4.4 Psicodiagnóstico hospitalar: intuição ou razão?
O diagnóstico em Psicologia, segundo minha opinião, especialmente na
Psicanálise, ocorre muito mais em um momento de intuição do que razão. Acredito que
explorar o conceito de intuição permite corroborar essa idéia. Segundo Chauí
(1999,p.63), a palavra intuição vem do latim, intuitus, cujo significado é ver. Assim, a
intuição seria um momento em que “de uma só vez, a razão capta todas as relações que
constituem a realidade e a verdade da coisa intuída”. Às vezes denominada de insight,
capacidade de diagnóstico clínico, etc., acredito que esta é uma maneira apropriada para
o diagnóstico em Psicanálise, no qual um grande número de sessões, com conseqüente
aprofundamento dos conteúdos psíquicos do paciente e a contínua supervisão pela qual
passa o analista se combinam, gerando uma compreensão quase que “total” do que se
passa com o paciente.
Em um ambiente hospitalar, entretanto, esta disponibilidade de tempo inexiste e
nem seria possível, se considerarmos tanto a disponibilidade física e econômica do
sistema hospitalar brasileiro, como também o fato de que diversos pacientes não estão
solicitando psicoterapia. É necessário, assim, realizar o diagnóstico de maneira precisa e
em um espaço de tempo comprimido.
Gostaria de examinar as idéias de Simonetti (2004) sobre o diagnóstico,
especialmente quando aplicado à Psicologia Hospitalar. Para o autor, a diferença entre
diagnóstico e terapêutica é didática, pois ao diagnosticar, uma relação se estabelece que,
em si, já pode ser considerada terapêutica.
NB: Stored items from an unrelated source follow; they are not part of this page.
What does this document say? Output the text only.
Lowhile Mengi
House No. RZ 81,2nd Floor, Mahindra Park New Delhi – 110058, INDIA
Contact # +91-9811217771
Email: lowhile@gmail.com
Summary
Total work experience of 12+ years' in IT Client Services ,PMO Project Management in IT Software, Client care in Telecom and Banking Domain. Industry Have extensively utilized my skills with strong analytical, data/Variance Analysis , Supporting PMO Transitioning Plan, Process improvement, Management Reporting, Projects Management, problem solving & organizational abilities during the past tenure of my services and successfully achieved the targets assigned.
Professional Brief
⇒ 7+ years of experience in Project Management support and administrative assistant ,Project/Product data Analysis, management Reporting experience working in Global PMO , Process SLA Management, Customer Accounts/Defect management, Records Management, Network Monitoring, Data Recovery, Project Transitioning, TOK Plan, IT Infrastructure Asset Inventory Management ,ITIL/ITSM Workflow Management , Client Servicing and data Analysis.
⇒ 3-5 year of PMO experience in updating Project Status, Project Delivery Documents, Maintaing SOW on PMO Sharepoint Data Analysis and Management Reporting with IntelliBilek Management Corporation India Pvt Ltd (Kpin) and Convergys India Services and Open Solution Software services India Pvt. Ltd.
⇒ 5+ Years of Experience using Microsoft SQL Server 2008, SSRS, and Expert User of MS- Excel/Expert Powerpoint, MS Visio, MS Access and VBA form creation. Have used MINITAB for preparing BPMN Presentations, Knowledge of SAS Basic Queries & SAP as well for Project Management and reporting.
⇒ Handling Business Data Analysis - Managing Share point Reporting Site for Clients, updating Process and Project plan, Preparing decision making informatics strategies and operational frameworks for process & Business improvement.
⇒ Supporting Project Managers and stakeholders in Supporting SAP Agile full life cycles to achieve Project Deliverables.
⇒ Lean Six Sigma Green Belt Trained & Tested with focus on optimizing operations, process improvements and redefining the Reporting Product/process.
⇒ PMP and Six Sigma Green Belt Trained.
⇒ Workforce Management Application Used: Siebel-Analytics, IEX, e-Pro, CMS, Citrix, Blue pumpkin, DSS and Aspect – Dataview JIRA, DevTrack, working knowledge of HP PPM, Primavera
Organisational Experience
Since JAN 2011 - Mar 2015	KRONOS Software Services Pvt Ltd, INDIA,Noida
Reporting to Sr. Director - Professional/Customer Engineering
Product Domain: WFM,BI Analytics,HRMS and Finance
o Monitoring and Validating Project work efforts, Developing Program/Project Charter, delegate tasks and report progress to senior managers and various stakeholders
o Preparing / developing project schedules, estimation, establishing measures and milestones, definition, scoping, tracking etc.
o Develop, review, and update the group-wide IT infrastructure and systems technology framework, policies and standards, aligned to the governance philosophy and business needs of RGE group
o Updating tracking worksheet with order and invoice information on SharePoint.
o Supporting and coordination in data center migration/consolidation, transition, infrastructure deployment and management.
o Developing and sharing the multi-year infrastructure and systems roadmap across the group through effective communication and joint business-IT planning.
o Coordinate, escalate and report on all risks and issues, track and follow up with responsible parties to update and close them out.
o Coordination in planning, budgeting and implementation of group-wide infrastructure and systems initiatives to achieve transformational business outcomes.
O autor propõe quatro eixos diagnósticos, a
saber: reacional, médico, situacional e transferencial.
O diagnóstico reacional, para Simonetti (2004, p.37) pode ser comparado com
um entrar em órbita, ou seja, qual a posição/reação que o doente assume frente à
doente? O autor propõe quatro órbitas principais a serem consideradas: negação,
revolta, depressão e enfrentamento. Um dos diagramas do autor mostra as quatro
posições possíveis que um paciente pode assumir frente à doença, demonstrando o
trajeto do paciente como uma elipse entre as quatro possibilidades, podendo alternar
18
entre as quatro. Por esta razão é que o autor utiliza o termo órbita, pois é como se o
paciente, durante um tempo, ficasse estagnado em um tipo de resposta em relação a
doença. Portanto, o contato com o paciente deve servir para tentar captar em que
posição o paciente se encontra naquele momento. Este pensamento possui uma
vantagem óbvia, pois orienta o curso do tratamento: pensar o tratamento de alguém que
assumiu uma posição depressiva é diferente daquele que está na negação, por exemplo.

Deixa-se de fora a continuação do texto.